Editorial 

Time for tough choices, rather than financial tools

In the mid-80s Whistler sent an official delegation to Victoria to plead its case for a resort tax. As a resort municipality, the argument went, Whistler had to provide services and facilities for a large number of visitors, as well as the local population, and the standard model for local governments didn’t provide the means to pay for this. A special resort tax was proposed.

Victoria countered that a resort tax – a special tax on everything sold in Whistler – would hit residents as well as visitors. A more precise tool, targeting visitors only, would be an additional tax on hotel rooms. Thus was born the 2 per cent hotel tax.

In about 1997 Whistler’s council of the day and senior municipal staff made a tour of several Colorado ski areas to see how things worked in those towns. One of their discoveries was that local governments in Colorado weren’t so dependent on property taxes. In fact, many resort towns in Colorado collect taxes on all goods and services sold in their town. Whistler announced it was going to present a case for similar powers to Victoria.

In February of 2002, long before Whistler, Vancouver or the IOC had made any official decisions on the 2010 Olympics, Whistler held an open house to explain to residents some of the benefits of pursuing the Games. Among the package of goodies Whistler had been promised by Victoria, whether the Olympic bid was successful or not, was 300 acres of Crown land, a municipal boundary expansion, and new financial tools – some sort of mechanism that would increase revenue for the RMOW without increasing the tax burden on residents.

Three years later, despite the fact that the Liberal government in Victoria is announcing new money and projects on a daily basis in the lead up to May’s provincial election, there is no indication that additional financial tools will be coming Whistler’s way. The legislature is dissolved so there can be no new laws introduced before a new government is convened in the fall.

And it seems unlikely a Liberal government would be anxious to revisit the issue of financial tools. Long before the Liberals formed the government in 2001 they were working on their Community Charter. Drafting, consultations and re-drafting of the final legislation took another couple of years once they were in office. In that time a provision in the Community Charter that would have allowed local governments to impose local taxes was removed.

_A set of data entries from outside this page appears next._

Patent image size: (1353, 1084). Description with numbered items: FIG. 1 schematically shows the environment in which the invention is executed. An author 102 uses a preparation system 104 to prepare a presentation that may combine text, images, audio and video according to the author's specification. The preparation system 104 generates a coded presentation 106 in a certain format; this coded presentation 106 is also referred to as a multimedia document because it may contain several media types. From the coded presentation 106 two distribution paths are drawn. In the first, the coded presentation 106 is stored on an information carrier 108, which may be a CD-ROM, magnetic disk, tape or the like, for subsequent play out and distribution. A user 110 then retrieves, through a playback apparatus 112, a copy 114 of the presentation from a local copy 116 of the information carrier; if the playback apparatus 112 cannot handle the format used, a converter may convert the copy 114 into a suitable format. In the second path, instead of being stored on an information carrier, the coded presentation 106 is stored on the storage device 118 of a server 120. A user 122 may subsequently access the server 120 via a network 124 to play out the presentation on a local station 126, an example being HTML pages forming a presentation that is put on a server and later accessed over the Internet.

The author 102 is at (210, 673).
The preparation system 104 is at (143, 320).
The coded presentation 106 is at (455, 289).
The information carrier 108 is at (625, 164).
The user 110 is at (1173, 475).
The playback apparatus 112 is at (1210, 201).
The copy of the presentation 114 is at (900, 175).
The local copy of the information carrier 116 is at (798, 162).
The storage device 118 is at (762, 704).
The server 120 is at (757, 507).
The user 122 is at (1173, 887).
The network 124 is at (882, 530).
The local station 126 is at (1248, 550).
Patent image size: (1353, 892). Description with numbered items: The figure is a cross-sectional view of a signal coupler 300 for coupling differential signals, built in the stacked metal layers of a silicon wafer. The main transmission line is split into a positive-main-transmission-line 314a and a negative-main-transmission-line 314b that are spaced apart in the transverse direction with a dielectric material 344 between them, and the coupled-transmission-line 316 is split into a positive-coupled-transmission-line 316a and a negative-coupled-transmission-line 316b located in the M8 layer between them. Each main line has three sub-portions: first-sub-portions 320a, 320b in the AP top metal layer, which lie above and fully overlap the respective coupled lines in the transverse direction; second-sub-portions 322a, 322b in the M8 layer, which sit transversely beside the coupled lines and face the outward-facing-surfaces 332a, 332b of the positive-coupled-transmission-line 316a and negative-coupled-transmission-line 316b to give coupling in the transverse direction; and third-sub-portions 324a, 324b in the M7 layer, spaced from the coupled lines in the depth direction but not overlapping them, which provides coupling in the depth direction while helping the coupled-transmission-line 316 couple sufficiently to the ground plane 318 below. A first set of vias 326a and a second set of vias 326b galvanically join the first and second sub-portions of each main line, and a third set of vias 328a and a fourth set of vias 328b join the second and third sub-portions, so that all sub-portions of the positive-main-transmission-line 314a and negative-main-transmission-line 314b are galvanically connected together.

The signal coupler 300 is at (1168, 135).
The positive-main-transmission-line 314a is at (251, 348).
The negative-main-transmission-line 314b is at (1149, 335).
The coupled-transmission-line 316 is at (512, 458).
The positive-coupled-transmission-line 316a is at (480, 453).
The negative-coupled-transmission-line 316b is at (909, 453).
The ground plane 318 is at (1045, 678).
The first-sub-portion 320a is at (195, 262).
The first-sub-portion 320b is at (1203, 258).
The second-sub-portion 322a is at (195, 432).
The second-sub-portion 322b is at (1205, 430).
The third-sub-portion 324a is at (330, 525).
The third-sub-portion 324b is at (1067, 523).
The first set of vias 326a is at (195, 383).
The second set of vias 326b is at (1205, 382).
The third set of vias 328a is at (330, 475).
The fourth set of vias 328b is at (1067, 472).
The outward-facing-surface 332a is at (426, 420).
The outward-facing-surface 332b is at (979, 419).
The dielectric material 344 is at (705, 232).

Today the Liberals would argue that Whistler, like other municipalities, has already been given additional sources of revenue – fines collected from traffic tickets issued within their jurisdiction, for example. And many local businesses would add that an additional tax on visitors, particularly at this time, is not what Whistler needs.

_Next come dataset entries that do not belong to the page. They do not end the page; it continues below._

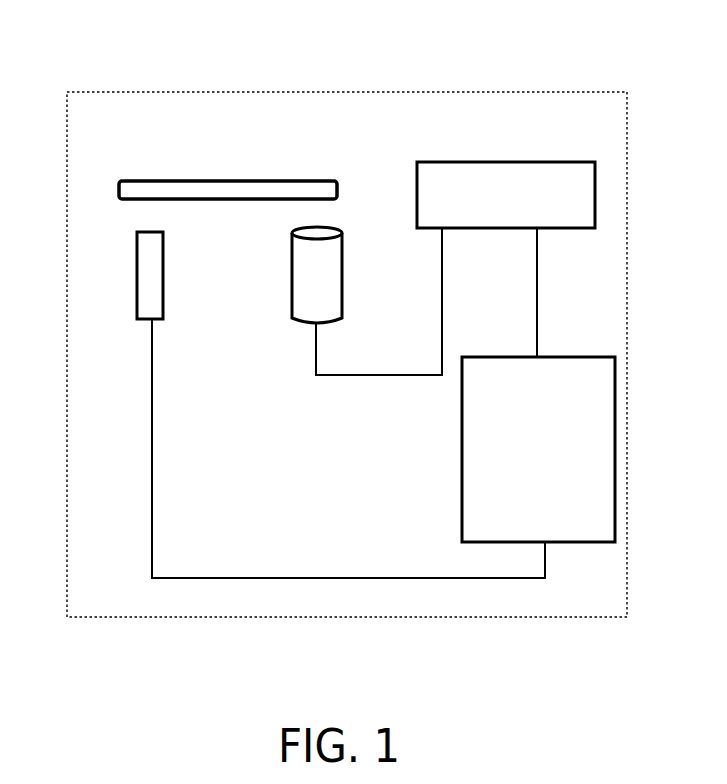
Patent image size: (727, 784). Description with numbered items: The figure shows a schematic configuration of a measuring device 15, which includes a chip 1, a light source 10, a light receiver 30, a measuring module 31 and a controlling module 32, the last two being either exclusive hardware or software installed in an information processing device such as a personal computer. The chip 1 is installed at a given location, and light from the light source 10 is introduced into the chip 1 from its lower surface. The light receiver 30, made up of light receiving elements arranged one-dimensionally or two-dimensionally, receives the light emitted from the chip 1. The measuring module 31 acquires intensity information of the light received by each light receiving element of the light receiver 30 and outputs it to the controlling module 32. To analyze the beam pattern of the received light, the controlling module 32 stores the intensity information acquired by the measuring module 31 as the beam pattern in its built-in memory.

The measuring device 15 is at (549, 81).
The chip 1 is at (322, 172).
The light source 10 is at (136, 275).
The light receiver 30 is at (343, 252).
The measuring module 31 is at (556, 162).
The controlling module 32 is at (566, 357).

But the demand for more sources of revenue remains a constant theme at municipal hall. The 2004 Five Year Financial Plan states: "Whistler will pursue discussions with the Province of British Columbia about accessing other sources of revenues such as the sales tax, the property purchase tax, gas tax, the tax on liquor and a greater portion of the provincial sales tax on hotel rooms."

This year’s draft Five Year Financial Plan has yet to be made public even though the standard budget cycle, according to the 2004 Five Year Financial Plan, starts in September and concludes in December with public consultation, followed by budget adoption.

The challenges in preparing this year’s financial plan are significant. Whistler is likely facing its fourth straight year of declining business. Revenue from the hotel tax peaked at nearly $4 million in 2001 and then declined in each of 2002 and 2003. Last year Tourism Whistler was unable to forecast an estimate for hotel tax revenues. As well, property assessments, on average, are down in 2005 for the first time in recent memory. And the Class 1/6 issue of hotel taxes has also not been resolved. The seriousness of this issue was noted in last year’s financial plan: "At this time we face a series of large, outstanding, multi-year assessment appeals directly related to the classification debate. This creates financial uncertainty and continues to compound the issue. Tax revenues have already been eroded by several hundred thousand dollars for 2004 and, if a decision were made to move all, or a significant number of Class 6 properties to Class 1, it would result in a loss of 20 percent of current property tax revenues."

There are six financial principles listed in last year’s financial plan. The first is: We must live within our means. A warning followed:

"With current funding levels it will be difficult to cover the upcoming costs of maintaining a world class resort community, while providing for product and service enhancement.

"Property taxes cannot fund these costs alone. Tough choices will need to be made between new facilities and services and the appropriate maintenance of what we have."

In the spring of 2005, Whistler should be prepared to make some tough choices.